Still, I’ve gotten to the point where I’m disturbed and somewhat annoyed by some other people’s responses to the name “Metta World Peace.” The most interesting aspect of these reactions is that people are acting like this has not happened before. As accustomed as we may be to calling Metta World Peace Ron Artest, decades earlier people knew Muhammad Ali and Kareem Abdul-Jabbar as Cassius Clay and Lew Alcindor, respectively. They may not have come up in an era when they would have been trending topics, but I’m sure people ridiculed their name changes and had difficulty adjusting.
Someone suggested to me that “Muhammad Ali” was probably more easily accepted than “Metta World Peace, but I respectively disagree. Not only did Muhammad Ali change his name, he joined the Nation of Islam, an organization that was challenging the very nature and fabric of America at the time and that remains controversial today. What would make anyone assume that a reference to Islam was easier to swallow in 1960s conservative Christian America than one Buddhist term that sounds like English (you know like “I ‘met a’ boy”) and two English words for which we should all be striving anyway?
This brings me to my second point. What is so wrong with “World Peace?” The way people are responding, one would think that he changed his name to “Soulja Boy Tell ‘Em”–but y’all didn’t have a problem uttering that on the regular, did you? Would we be this critical of his name change if he had changed his name from Ron Artest to Mark Smith?
For those who argue that “Metta World Peace” is just not “normal,” allow me to offer a big cliche. There is no such thing as normal. What makes “Ron Artest” normal and “Metta World Peace” abnormal? It’s not any easier to pronounce, and it’s only one extra syllable. Particularly as people of color who are often criticized and stereotyped for the “uniqueness” of our own names, we need to be especially careful about the way we judge what other people choose to call themselves. Some people think “Shaniqua” and “Nia” are just as abnormal as “Metta.” (And y’all know they get more “unique” than that.)
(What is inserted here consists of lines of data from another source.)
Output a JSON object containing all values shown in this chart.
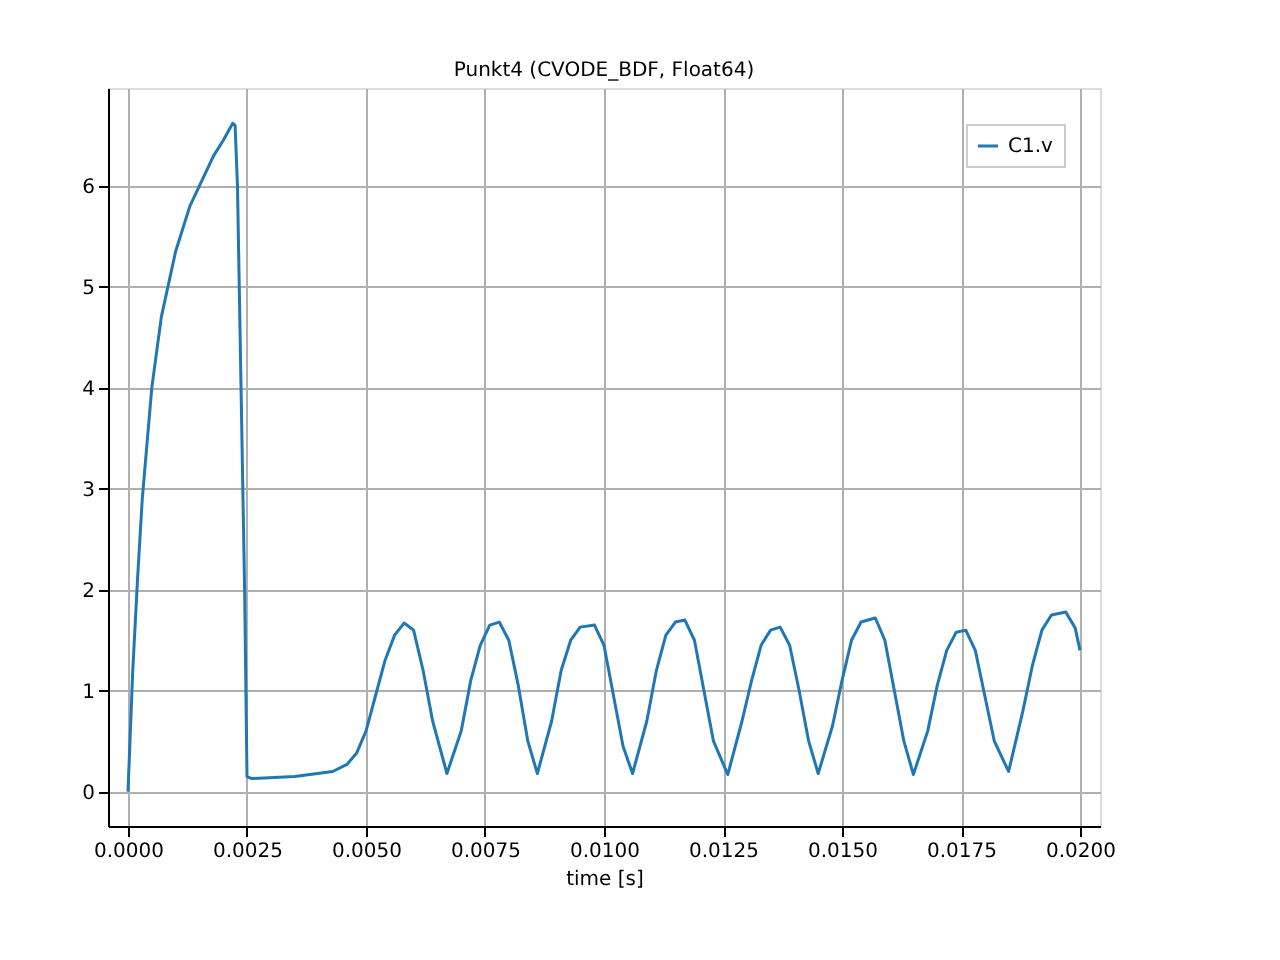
{
  "chart_data": {
    "type": "line",
    "title": "Punkt4 (CVODE_BDF, Float64)",
    "xlabel": "time [s]",
    "x": [
      0,
      0.0001,
      0.0002,
      0.0003,
      0.0005,
      0.0007,
      0.001,
      0.0013,
      0.0015,
      0.0018,
      0.002,
      0.0022,
      0.00225,
      0.0023,
      0.00245,
      0.0025,
      0.0026,
      0.0035,
      0.0043,
      0.0046,
      0.0048,
      0.005,
      0.0052,
      0.0054,
      0.0056,
      0.0058,
      0.006,
      0.0062,
      0.0064,
      0.0067,
      0.007,
      0.0072,
      0.0074,
      0.0076,
      0.0078,
      0.008,
      0.0082,
      0.0084,
      0.0086,
      0.0089,
      0.0091,
      0.0093,
      0.0095,
      0.0098,
      0.01,
      0.0102,
      0.0104,
      0.0106,
      0.0109,
      0.0111,
      0.0113,
      0.0115,
      0.0117,
      0.0119,
      0.0121,
      0.0123,
      0.0126,
      0.0129,
      0.0131,
      0.0133,
      0.0135,
      0.0137,
      0.0139,
      0.0141,
      0.0143,
      0.0145,
      0.0148,
      0.015,
      0.0152,
      0.0154,
      0.0157,
      0.0159,
      0.0161,
      0.0163,
      0.0165,
      0.0168,
      0.017,
      0.0172,
      0.0174,
      0.0176,
      0.0178,
      0.018,
      0.0182,
      0.0185,
      0.0188,
      0.019,
      0.0192,
      0.0194,
      0.0197,
      0.0199,
      0.02
    ],
    "series": [
      {
        "name": "C1.v",
        "color": "#1f77b4",
        "values": [
          0,
          1.2,
          2.1,
          2.9,
          4.0,
          4.7,
          5.35,
          5.8,
          6.0,
          6.3,
          6.45,
          6.62,
          6.6,
          6.0,
          2.0,
          0.15,
          0.13,
          0.15,
          0.2,
          0.27,
          0.38,
          0.6,
          0.95,
          1.3,
          1.55,
          1.67,
          1.6,
          1.2,
          0.7,
          0.18,
          0.6,
          1.1,
          1.45,
          1.65,
          1.68,
          1.5,
          1.05,
          0.5,
          0.18,
          0.7,
          1.2,
          1.5,
          1.63,
          1.65,
          1.45,
          0.95,
          0.45,
          0.18,
          0.7,
          1.2,
          1.55,
          1.68,
          1.7,
          1.5,
          1.0,
          0.5,
          0.17,
          0.7,
          1.1,
          1.45,
          1.6,
          1.63,
          1.45,
          1.0,
          0.5,
          0.18,
          0.65,
          1.1,
          1.5,
          1.68,
          1.72,
          1.5,
          1.0,
          0.5,
          0.17,
          0.6,
          1.05,
          1.4,
          1.58,
          1.6,
          1.4,
          0.95,
          0.5,
          0.2,
          0.8,
          1.25,
          1.6,
          1.75,
          1.78,
          1.62,
          1.4
        ]
      }
    ],
    "xlim": [
      -0.00042,
      0.02042
    ],
    "ylim": [
      -0.34,
      6.97
    ],
    "xticks": [
      {
        "value": 0,
        "label": "0.0000"
      },
      {
        "value": 0.0025,
        "label": "0.0025"
      },
      {
        "value": 0.005,
        "label": "0.0050"
      },
      {
        "value": 0.0075,
        "label": "0.0075"
      },
      {
        "value": 0.01,
        "label": "0.0100"
      },
      {
        "value": 0.0125,
        "label": "0.0125"
      },
      {
        "value": 0.015,
        "label": "0.0150"
      },
      {
        "value": 0.0175,
        "label": "0.0175"
      },
      {
        "value": 0.02,
        "label": "0.0200"
      }
    ],
    "yticks": [
      0,
      1,
      2,
      3,
      4,
      5,
      6
    ],
    "grid": true,
    "legend": "top right",
    "marker": "none",
    "line_style": "solid"
  }
}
While most of us simply walk around our entire lives with a name that someone else gave us before our personalities even developed, Metta World Peace had the courage and sense to research a name that reflected the person that he wants to be and the life he wants for himself. I respect that. If you are aware of the “troubled” and sometimes violent history of Ron Artest, especially in the NBA, and if our thoughts and words truly frame our actions, then by naming himself “World Peace” he may be attempting to speak a better self into existence. Who can be mad at that?
These discussions of “normalcy” disregard the history of oppressed people who do not define what “normal” is and never did. A name is simply a label. It’s the difference between a “doormat” and a “welcome mat.” Both are objects that you walk on before you enter a particular dwelling, one just has a different connotation than the other. If the difference between the words “door” and “welcome” in reference to an object can change the way that one thinks about it–no one wants to be a doormat, but people like welcome mats–who is to say what a name change can do for an individual’s sense of self?
If the public got used to “Muhammad Ali” and “Kareem Abdul-Jabbar,” it will only be a matter of time before “Ron Artest” joins the list of antiquated former names along with Cassius Clay, Lew Alcindor, and Malcolm “Little.” Just as Malcolm chose to define himself by replacing his surname with a variable that represented the unknown, Ron Artest chose an ideal for which he wanted to strive. So, instead of knocking the “World Peace” jerseys, why don’t we open our minds and rock them with pride?